それが例え人間に害を及ぼしたのびあがりであっても。
「しかし悪鬼は違う。元は人間だった。それらを鬼舞辻無惨という己の欲しか考えない元凶が悪鬼へと変えたのだ。存在自体が世の理を超えるもの」
「…鬼自体が異様?」
「そうだ」
柔らかな頬を滑るように掌で撫でる。
間近に蛍の顔を映す杏寿郎の瞳は微睡むように優しい。
「君が異様なものか。
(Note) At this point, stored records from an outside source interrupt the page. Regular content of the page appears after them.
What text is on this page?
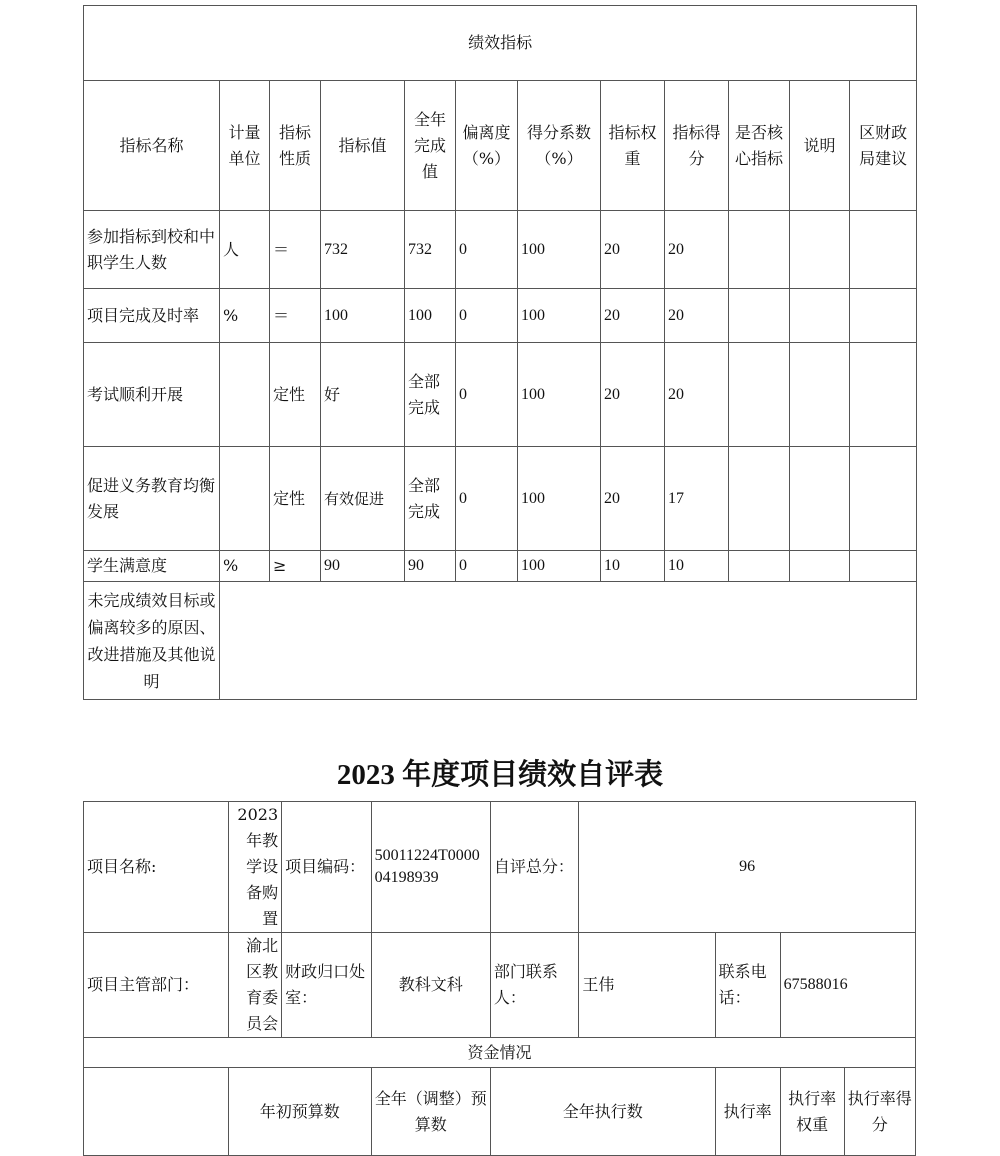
绩效指标											
指标名称	计量单位	指标性质	指标值	全年完成值	偏离度（%）	得分系数（%）	指标权重	指标得分	是否核心指标	说明	区财政局建议
参加指标到校和中职学生人数	人	＝	732	732	0	100	20	20			
项目完成及时率	%	＝	100	100	0	100	20	20			
考试顺利开展		定性	好	全部完成	0	100	20	20			
促进义务教育均衡发展		定性	有效促进	全部完成	0	100	20	17			
学生满意度	%	≥	90	90	0	100	10	10			
未完成绩效目标或偏离较多的原因、改进措施及其他说明											
2023 年度项目绩效自评表
项目名称:	2023 年教学设备购置	项目编码：	50011224T000004198939	自评总分：	96			
项目主管部门：	渝北区教育委员会	财政归口处室：	教科文科	部门联系人：	王伟	联系电话：	67588016	
资金情况								
	年初预算数		全年（调整）预算数	全年执行数		执行率	执行率权重	执行率得分
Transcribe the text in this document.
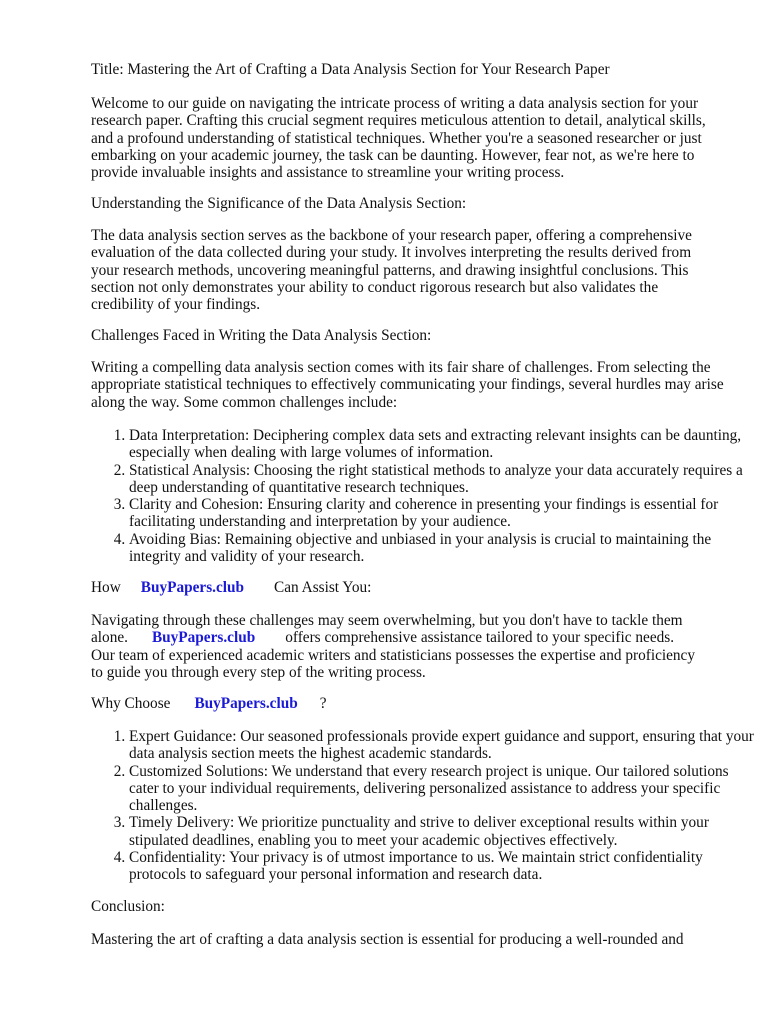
Title: Mastering the Art of Crafting a Data Analysis Section for Your Research Paper

Welcome to our guide on navigating the intricate process of writing a data analysis section for your research paper. Crafting this crucial segment requires meticulous attention to detail, analytical skills, and a profound understanding of statistical techniques. Whether you're a seasoned researcher or just embarking on your academic journey, the task can be daunting. However, fear not, as we're here to provide invaluable insights and assistance to streamline your writing process.

Understanding the Significance of the Data Analysis Section:

The data analysis section serves as the backbone of your research paper, offering a comprehensive evaluation of the data collected during your study. It involves interpreting the results derived from your research methods, uncovering meaningful patterns, and drawing insightful conclusions. This section not only demonstrates your ability to conduct rigorous research but also validates the credibility of your findings.

Challenges Faced in Writing the Data Analysis Section:

Writing a compelling data analysis section comes with its fair share of challenges. From selecting the appropriate statistical techniques to effectively communicating your findings, several hurdles may arise along the way. Some common challenges include:

1. Data Interpretation: Deciphering complex data sets and extracting relevant insights can be daunting, especially when dealing with large volumes of information.
2. Statistical Analysis: Choosing the right statistical methods to analyze your data accurately requires a deep understanding of quantitative research techniques.
3. Clarity and Cohesion: Ensuring clarity and coherence in presenting your findings is essential for facilitating understanding and interpretation by your audience.
4. Avoiding Bias: Remaining objective and unbiased in your analysis is crucial to maintaining the integrity and validity of your research.

How BuyPapers.club Can Assist You:

Navigating through these challenges may seem overwhelming, but you don't have to tackle them alone. BuyPapers.club offers comprehensive assistance tailored to your specific needs. Our team of experienced academic writers and statisticians possesses the expertise and proficiency to guide you through every step of the writing process.

Why Choose BuyPapers.club ?

1. Expert Guidance: Our seasoned professionals provide expert guidance and support, ensuring that your data analysis section meets the highest academic standards.
2. Customized Solutions: We understand that every research project is unique. Our tailored solutions cater to your individual requirements, delivering personalized assistance to address your specific challenges.
3. Timely Delivery: We prioritize punctuality and strive to deliver exceptional results within your stipulated deadlines, enabling you to meet your academic objectives effectively.
4. Confidentiality: Your privacy is of utmost importance to us. We maintain strict confidentiality protocols to safeguard your personal information and research data.

Conclusion:

Mastering the art of crafting a data analysis section is essential for producing a well-rounded and
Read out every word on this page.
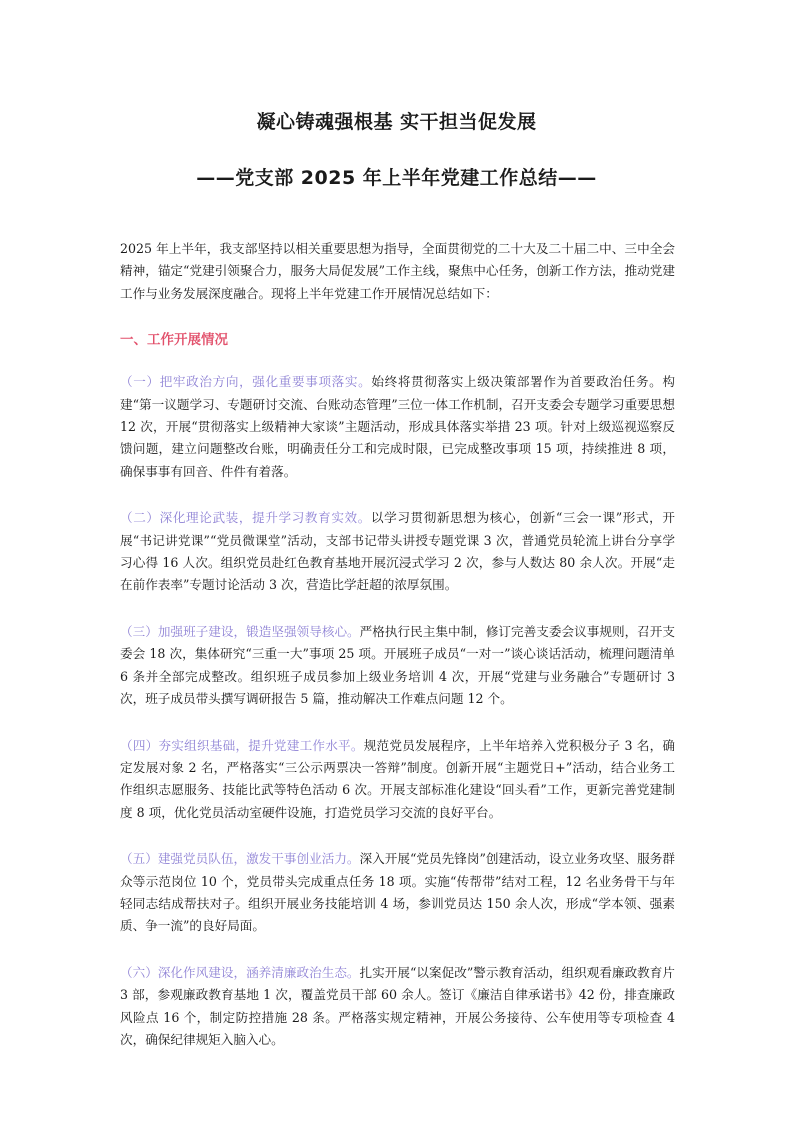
凝心铸魂强根基 实干担当促发展
——党支部 2025 年上半年党建工作总结——

2025 年上半年，我支部坚持以相关重要思想为指导，全面贯彻党的二十大及二十届二中、三中全会精神，锚定“党建引领聚合力，服务大局促发展”工作主线，聚焦中心任务，创新工作方法，推动党建工作与业务发展深度融合。现将上半年党建工作开展情况总结如下：

一、工作开展情况

（一）把牢政治方向，强化重要事项落实。始终将贯彻落实上级决策部署作为首要政治任务。构建“第一议题学习、专题研讨交流、台账动态管理”三位一体工作机制，召开支委会专题学习重要思想 12 次，开展“贯彻落实上级精神大家谈”主题活动，形成具体落实举措 23 项。针对上级巡视巡察反馈问题，建立问题整改台账，明确责任分工和完成时限，已完成整改事项 15 项，持续推进 8 项，确保事事有回音、件件有着落。

（二）深化理论武装，提升学习教育实效。以学习贯彻新思想为核心，创新“三会一课”形式，开展“书记讲党课”“党员微课堂”活动，支部书记带头讲授专题党课 3 次，普通党员轮流上讲台分享学习心得 16 人次。组织党员赴红色教育基地开展沉浸式学习 2 次，参与人数达 80 余人次。开展“走在前作表率”专题讨论活动 3 次，营造比学赶超的浓厚氛围。

（三）加强班子建设，锻造坚强领导核心。严格执行民主集中制，修订完善支委会议事规则，召开支委会 18 次，集体研究“三重一大”事项 25 项。开展班子成员“一对一”谈心谈话活动，梳理问题清单 6 条并全部完成整改。组织班子成员参加上级业务培训 4 次，开展“党建与业务融合”专题研讨 3 次，班子成员带头撰写调研报告 5 篇，推动解决工作难点问题 12 个。

（四）夯实组织基础，提升党建工作水平。规范党员发展程序，上半年培养入党积极分子 3 名，确定发展对象 2 名，严格落实“三公示两票决一答辩”制度。创新开展“主题党日+”活动，结合业务工作组织志愿服务、技能比武等特色活动 6 次。开展支部标准化建设“回头看”工作，更新完善党建制度 8 项，优化党员活动室硬件设施，打造党员学习交流的良好平台。

（五）建强党员队伍，激发干事创业活力。深入开展“党员先锋岗”创建活动，设立业务攻坚、服务群众等示范岗位 10 个，党员带头完成重点任务 18 项。实施“传帮带”结对工程，12 名业务骨干与年轻同志结成帮扶对子。组织开展业务技能培训 4 场，参训党员达 150 余人次，形成“学本领、强素质、争一流”的良好局面。

（六）深化作风建设，涵养清廉政治生态。扎实开展“以案促改”警示教育活动，组织观看廉政教育片 3 部，参观廉政教育基地 1 次，覆盖党员干部 60 余人。签订《廉洁自律承诺书》42 份，排查廉政风险点 16 个，制定防控措施 28 条。严格落实规定精神，开展公务接待、公车使用等专项检查 4 次，确保纪律规矩入脑入心。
本来の自分を忘れていないだけだ。人間であった頃に持ち得ていた機能。抱えていた感情。何ひとつ可笑しいことなどない」
その瞳の中に映されるだけで、全てを許されているようだった。
己の存在が何一つ間違ってはいないと、肯定されている気持ちになれる。
「そして他の鬼には成せていないことを成せている。それだけ凄いことを成しているのだと、君は胸を張っていいんだ」
「…うん」
綻ぶ表情を同じに和らげ、恥ずかしそうに蛍は小さく頷いた。
ほっと緩やかな吐息をついて視線を巡らす。
「じゃあ…あの。私、やりたいことがあるの」
「ん?」
人と同じ食事は必要ない。
睡眠も杏寿郎が必要としなければ蛍自身も無くても困らないものだ。
ただ一つ、この部屋に来てから気になっていることがあった。